Deforestation in Himalayas Blamed for Killer Flood
By Tara Chand Malhotra
NEW DELHI, India, August 3, 2000 (ENS) - More than 150 people have died and many others are injured after an unprecedented wave of flash floods swept across the banks of the Sutlej River in northern India Monday night. For four hours the Sutlej rose about 45 feet above normal and washed away everything in its path, changing the face of the riverbanks permanently.
The flood covers a 300 kilometer (186 mile) stretch from Namgya in the Kinnaur district to Tatapani in the Mandi district of Himachal Pradesh state.
The state's chief minister, Prem Kumar Dhumal, who made an aerial survey of the affected areas, said that the floods have taken a heavy toll of life and property.
More than 30 bridges have been washed away. Many police posts, government rest houses, and army camps have been also washed away along with hundreds of villages," the chief minister said.
Nearly 200 villages inhabited by at least 1,500 people remained inaccessible today for the third straight day. More than 1,000 houses and property worth billions of rupees has been destroyed by the flood.
The floods are believed to have been caused by a cloud burst in Tibet. Environmentalists say that massive deforestation in the hills is the main reason for the severe flooding.
Landslides during the summer monsoon rains in this hilly state are also attributable to deforestation at higher altitudes, environmentalists say.

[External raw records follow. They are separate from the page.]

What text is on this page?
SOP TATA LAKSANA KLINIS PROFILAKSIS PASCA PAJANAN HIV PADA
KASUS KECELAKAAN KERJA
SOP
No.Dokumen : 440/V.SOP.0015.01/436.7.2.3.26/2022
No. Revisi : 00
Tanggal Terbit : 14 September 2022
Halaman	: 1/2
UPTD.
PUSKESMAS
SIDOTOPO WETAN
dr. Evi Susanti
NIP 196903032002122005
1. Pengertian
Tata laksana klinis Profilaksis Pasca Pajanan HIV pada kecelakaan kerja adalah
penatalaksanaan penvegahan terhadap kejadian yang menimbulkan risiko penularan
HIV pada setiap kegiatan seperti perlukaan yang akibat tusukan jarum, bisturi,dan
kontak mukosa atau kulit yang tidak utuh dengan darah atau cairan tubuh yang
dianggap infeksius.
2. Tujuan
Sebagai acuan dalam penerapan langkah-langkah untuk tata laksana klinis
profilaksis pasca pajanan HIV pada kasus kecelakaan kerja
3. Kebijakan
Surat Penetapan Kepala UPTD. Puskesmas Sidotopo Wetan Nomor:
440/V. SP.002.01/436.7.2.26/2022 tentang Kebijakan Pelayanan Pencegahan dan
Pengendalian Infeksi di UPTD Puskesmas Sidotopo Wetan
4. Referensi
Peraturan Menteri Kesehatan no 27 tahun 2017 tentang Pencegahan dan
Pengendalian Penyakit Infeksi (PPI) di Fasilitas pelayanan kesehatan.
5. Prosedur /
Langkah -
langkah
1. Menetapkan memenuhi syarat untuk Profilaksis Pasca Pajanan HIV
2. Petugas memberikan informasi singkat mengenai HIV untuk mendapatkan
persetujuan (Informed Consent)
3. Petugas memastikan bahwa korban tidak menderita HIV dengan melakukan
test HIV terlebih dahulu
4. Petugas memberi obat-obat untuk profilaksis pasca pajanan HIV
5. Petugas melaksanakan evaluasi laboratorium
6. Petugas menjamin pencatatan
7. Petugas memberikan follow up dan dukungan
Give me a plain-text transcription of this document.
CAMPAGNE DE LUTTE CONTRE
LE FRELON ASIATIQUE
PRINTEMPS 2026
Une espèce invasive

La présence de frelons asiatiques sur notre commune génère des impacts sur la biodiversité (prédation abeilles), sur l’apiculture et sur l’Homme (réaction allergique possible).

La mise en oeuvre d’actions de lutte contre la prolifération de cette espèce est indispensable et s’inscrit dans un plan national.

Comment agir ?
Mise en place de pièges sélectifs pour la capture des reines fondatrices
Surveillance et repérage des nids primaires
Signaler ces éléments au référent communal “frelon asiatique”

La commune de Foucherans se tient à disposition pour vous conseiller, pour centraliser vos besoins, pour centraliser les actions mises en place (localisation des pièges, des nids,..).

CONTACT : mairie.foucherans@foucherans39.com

The Himachal region has seen growing commercialization resulting in unplanned and haphazard development of real estate in the name of tourism. Consequently, the extensive selling of trees has gradually changed the ecological balance of the picturesque state.
According to Dhumal, three power plants have been shut down because the flood water has entered and damaged the machinery. "The Bhaba power plant has been hit badly. This plant was producing 120 megawatts of electricity. The Naptha Jhakri power plant has also been hit," he said.
While the tribal belt of Kinnaur continues to remain cut off from rest of the state as all the telecommunication links have been washed away, Rampur is slowly limping back to normalcy.
"The telephone lines to Rampur would be restored in the next couple of days. But Kinnaur is going to take time," said a top official. Temporary bridges into the region are being built with the help of army and paramilitary forces.